I got to include information about the rift between Ethan and his brother Leo in American Surgeon in London (Book #4) and it was difficult to toe the line of not revealing too much plot too soon. There is so much to tell about the Hunter brothers, and I think you’ll be riveted when you read this final story set on the famous Harley Street in London.

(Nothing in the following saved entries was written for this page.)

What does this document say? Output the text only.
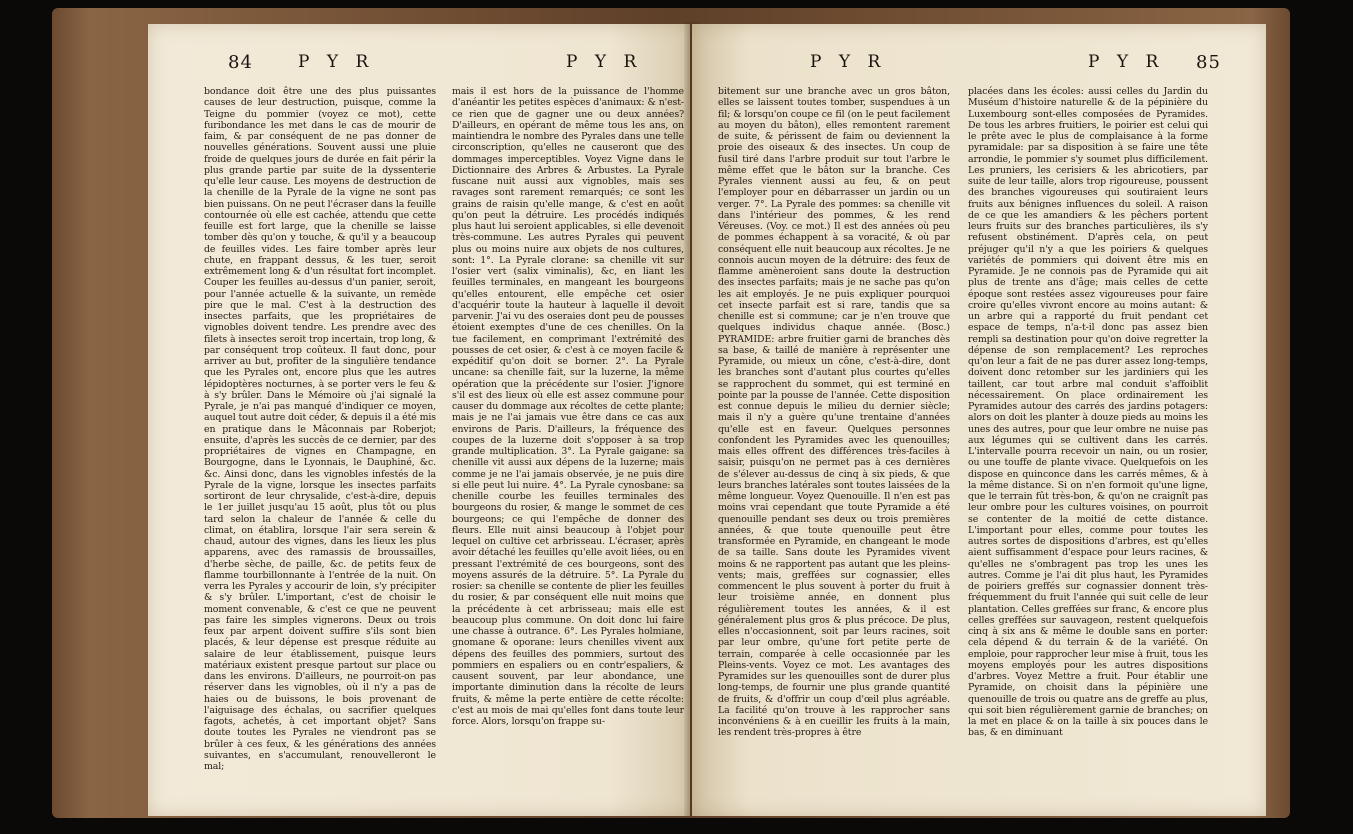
84	P Y R	P Y R
bondance doit être une des plus puissantes causes de leur destruction, puisque, comme la Teigne du pommier (voyez ce mot), cette furibondance les met dans le cas de mourir de faim, & par conséquent de ne pas donner de nouvelles générations. Souvent aussi une pluie froide de quelques jours de durée en fait périr la plus grande partie par suite de la dyssenterie qu'elle leur cause. Les moyens de destruction de la chenille de la Pyrale de la vigne ne sont pas bien puissans. On ne peut l'écraser dans la feuille contournée où elle est cachée, attendu que cette feuille est fort large, que la chenille se laisse tomber dès qu'on y touche, & qu'il y a beaucoup de feuilles vides. Les faire tomber après leur chute, en frappant dessus, & les tuer, seroit extrêmement long & d'un résultat fort incomplet. Couper les feuilles au-dessus d'un panier, seroit, pour l'année actuelle & la suivante, un remède pire que le mal. C'est à la destruction des insectes parfaits, que les propriétaires de vignobles doivent tendre. Les prendre avec des filets à insectes seroit trop incertain, trop long, & par conséquent trop coûteux. Il faut donc, pour arriver au but, profiter de la singulière tendance que les Pyrales ont, encore plus que les autres lépidoptères nocturnes, à se porter vers le feu & à s'y brûler. Dans le Mémoire où j'ai signalé la Pyrale, je n'ai pas manqué d'indiquer ce moyen, auquel tout autre doit céder, & depuis il a été mis en pratique dans le Mâconnais par Roberjot; ensuite, d'après les succès de ce dernier, par des propriétaires de vignes en Champagne, en Bourgogne, dans le Lyonnais, le Dauphiné, &c. &c. Ainsi donc, dans les vignobles infestés de la Pyrale de la vigne, lorsque les insectes parfaits sortiront de leur chrysalide, c'est-à-dire, depuis le 1er juillet jusqu'au 15 août, plus tôt ou plus tard selon la chaleur de l'année & celle du climat, on établira, lorsque l'air sera serein & chaud, autour des vignes, dans les lieux les plus apparens, avec des ramassis de broussailles, d'herbe sèche, de paille, &c. de petits feux de flamme tourbillonnante à l'entrée de la nuit. On verra les Pyrales y accourir de loin, s'y précipiter & s'y brûler. L'important, c'est de choisir le moment convenable, & c'est ce que ne peuvent pas faire les simples vignerons. Deux ou trois feux par arpent doivent suffire s'ils sont bien placés, & leur dépense est presque réduite au salaire de leur établissement, puisque leurs matériaux existent presque partout sur place ou dans les environs. D'ailleurs, ne pourroit-on pas réserver dans les vignobles, où il n'y a pas de haies ou de buissons, le bois provenant de l'aiguisage des échalas, ou sacrifier quelques fagots, achetés, à cet important objet? Sans doute toutes les Pyrales ne viendront pas se brûler à ces feux, & les générations des années suivantes, en s'accumulant, renouvelleront le mal;
mais il est hors de la puissance de l'homme d'anéantir les petites espèces d'animaux: & n'est-ce rien que de gagner une ou deux années? D'ailleurs, en opérant de même tous les ans, on maintiendra le nombre des Pyrales dans une telle circonscription, qu'elles ne causeront que des dommages imperceptibles. Voyez Vigne dans le Dictionnaire des Arbres & Arbustes. La Pyrale fuscane nuit aussi aux vignobles, mais ses ravages sont rarement remarqués; ce sont les grains de raisin qu'elle mange, & c'est en août qu'on peut la détruire. Les procédés indiqués plus haut lui seroient applicables, si elle devenoit très-commune. Les autres Pyrales qui peuvent plus ou moins nuire aux objets de nos cultures, sont: 1°. La Pyrale clorane: sa chenille vit sur l'osier vert (salix viminalis), &c, en liant les feuilles terminales, en mangeant les bourgeons qu'elles entourent, elle empêche cet osier d'acquérir toute la hauteur à laquelle il devoit parvenir. J'ai vu des oseraies dont peu de pousses étoient exemptes d'une de ces chenilles. On la tue facilement, en comprimant l'extrémité des pousses de cet osier, & c'est à ce moyen facile & expéditif qu'on doit se borner. 2°. La Pyrale uncane: sa chenille fait, sur la luzerne, la même opération que la précédente sur l'osier. J'ignore s'il est des lieux où elle est assez commune pour causer du dommage aux récoltes de cette plante; mais je ne l'ai jamais vue être dans ce cas aux environs de Paris. D'ailleurs, la fréquence des coupes de la luzerne doit s'opposer à sa trop grande multiplication. 3°. La Pyrale gaigane: sa chenille vit aussi aux dépens de la luzerne; mais comme je ne l'ai jamais observée, je ne puis dire si elle peut lui nuire. 4°. La Pyrale cynosbane: sa chenille courbe les feuilles terminales des bourgeons du rosier, & mange le sommet de ces bourgeons; ce qui l'empêche de donner des fleurs. Elle nuit ainsi beaucoup à l'objet pour lequel on cultive cet arbrisseau. L'écraser, après avoir détaché les feuilles qu'elle avoit liées, ou en pressant l'extrémité de ces bourgeons, sont des moyens assurés de la détruire. 5°. La Pyrale du rosier: sa chenille se contente de plier les feuilles du rosier, & par conséquent elle nuit moins que la précédente à cet arbrisseau; mais elle est beaucoup plus commune. On doit donc lui faire une chasse à outrance. 6°. Les Pyrales holmiane, gnomane & oporane: leurs chenilles vivent aux dépens des feuilles des pommiers, surtout des pommiers en espaliers ou en contr'espaliers, & causent souvent, par leur abondance, une importante diminution dans la récolte de leurs fruits, & même la perte entière de cette récolte: c'est au mois de mai qu'elles font dans toute leur force. Alors, lorsqu'on frappe su-
P Y R	P Y R 85
bitement sur une branche avec un gros bâton, elles se laissent toutes tomber, suspendues à un fil; & lorsqu'on coupe ce fil (on le peut facilement au moyen du bâton), elles remontent rarement de suite, & périssent de faim ou deviennent la proie des oiseaux & des insectes. Un coup de fusil tiré dans l'arbre produit sur tout l'arbre le même effet que le bâton sur la branche. Ces Pyrales viennent aussi au feu, & on peut l'employer pour en débarrasser un jardin ou un verger. 7°. La Pyrale des pommes: sa chenille vit dans l'intérieur des pommes, & les rend Véreuses. (Voy. ce mot.) Il est des années où peu de pommes échappent à sa voracité, & où par conséquent elle nuit beaucoup aux récoltes. Je ne connois aucun moyen de la détruire: des feux de flamme amèneroient sans doute la destruction des insectes parfaits; mais je ne sache pas qu'on les ait employés. Je ne puis expliquer pourquoi cet insecte parfait est si rare, tandis que sa chenille est si commune; car je n'en trouve que quelques individus chaque année. (Bosc.) PYRAMIDE: arbre fruitier garni de branches dès sa base, & taillé de manière à représenter une Pyramide, ou mieux un cône, c'est-à-dire, dont les branches sont d'autant plus courtes qu'elles se rapprochent du sommet, qui est terminé en pointe par la pousse de l'année. Cette disposition est connue depuis le milieu du dernier siècle; mais il n'y a guère qu'une trentaine d'années qu'elle est en faveur. Quelques personnes confondent les Pyramides avec les quenouilles; mais elles offrent des différences très-faciles à saisir, puisqu'on ne permet pas à ces dernières de s'élever au-dessus de cinq à six pieds, & que leurs branches latérales sont toutes laissées de la même longueur. Voyez Quenouille. Il n'en est pas moins vrai cependant que toute Pyramide a été quenouille pendant ses deux ou trois premières années, & que toute quenouille peut être transformée en Pyramide, en changeant le mode de sa taille. Sans doute les Pyramides vivent moins & ne rapportent pas autant que les pleins-vents; mais, greffées sur cognassier, elles commencent le plus souvent à porter du fruit à leur troisième année, en donnent plus régulièrement toutes les années, & il est généralement plus gros & plus précoce. De plus, elles n'occasionnent, soit par leurs racines, soit par leur ombre, qu'une fort petite perte de terrain, comparée à celle occasionnée par les Pleins-vents. Voyez ce mot. Les avantages des Pyramides sur les quenouilles sont de durer plus long-temps, de fournir une plus grande quantité de fruits, & d'offrir un coup d'œil plus agréable. La facilité qu'on trouve à les rapprocher sans inconvéniens & à en cueillir les fruits à la main, les rendent très-propres à être
placées dans les écoles: aussi celles du Jardin du Muséum d'histoire naturelle & de la pépinière du Luxembourg sont-elles composées de Pyramides. De tous les arbres fruitiers, le poirier est celui qui le prête avec le plus de complaisance à la forme pyramidale: par sa disposition à se faire une tête arrondie, le pommier s'y soumet plus difficilement. Les pruniers, les cerisiers & les abricotiers, par suite de leur taille, alors trop rigoureuse, poussent des branches vigoureuses qui soutiraient leurs fruits aux bénignes influences du soleil. A raison de ce que les amandiers & les pêchers portent leurs fruits sur des branches particulières, ils s'y refusent obstinément. D'après cela, on peut préjuger qu'il n'y a que les poiriers & quelques variétés de pommiers qui doivent être mis en Pyramide. Je ne connois pas de Pyramide qui ait plus de trente ans d'âge; mais celles de cette époque sont restées assez vigoureuses pour faire croire qu'elles vivront encore au moins autant: & un arbre qui a rapporté du fruit pendant cet espace de temps, n'a-t-il donc pas assez bien rempli sa destination pour qu'on doive regretter la dépense de son remplacement? Les reproches qu'on leur a fait de ne pas durer assez long-temps, doivent donc retomber sur les jardiniers qui les taillent, car tout arbre mal conduit s'affoiblit nécessairement. On place ordinairement les Pyramides autour des carrés des jardins potagers: alors on doit les planter à douze pieds au moins les unes des autres, pour que leur ombre ne nuise pas aux légumes qui se cultivent dans les carrés. L'intervalle pourra recevoir un nain, ou un rosier, ou une touffe de plante vivace. Quelquefois on les dispose en quinconce dans les carrés mêmes, & à la même distance. Si on n'en formoit qu'une ligne, que le terrain fût très-bon, & qu'on ne craignît pas leur ombre pour les cultures voisines, on pourroit se contenter de la moitié de cette distance. L'important pour elles, comme pour toutes les autres sortes de dispositions d'arbres, est qu'elles aient suffisamment d'espace pour leurs racines, & qu'elles ne s'ombragent pas trop les unes les autres. Comme je l'ai dit plus haut, les Pyramides de poiriers greffés sur cognassier donnent très-fréquemment du fruit l'année qui suit celle de leur plantation. Celles greffées sur franc, & encore plus celles greffées sur sauvageon, restent quelquefois cinq à six ans & même le double sans en porter: cela dépend & du terrain & de la variété. On emploie, pour rapprocher leur mise à fruit, tous les moyens employés pour les autres dispositions d'arbres. Voyez Mettre a fruit. Pour établir une Pyramide, on choisit dans la pépinière une quenouille de trois ou quatre ans de greffe au plus, qui soit bien régulièrement garnie de branches; on la met en place & on la taille à six pouces dans le bas, & en diminuant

Author Boiler Room Banter: One of the things Amy had to do was come up with a name for the charitable clinic that Olivia Fairchild sponsored. Amy named it Fair Go. Don’t you love it? It was set up to help children around the world with medical conditions that needed attention that their families couldn’t afford. My characters, Grace and Mitchell, were the first to receive a Fair Go child in need of a jaw replacement. I was given the difficult task of writing Ethan Hunter in that surgical scene, and I did my best to show the innovative and talented surgeon I imagined him to be. Between you and me, I loved the tricky way he solves a problem for the young patient. In doing my medical research, I found the exact treatment had been done for a lady with cancer of the jaw in England a month or two before I wrote the book, so I ran with the odd technique and used it. Being a soldier doctor, no doubt Ethan had to think on his feet and come up with all kinds of impromptu solutions while serving in the war in Afghanistan.
Do you like tortured heroes, or would you rather slap them in the face and tell them to “get over it”?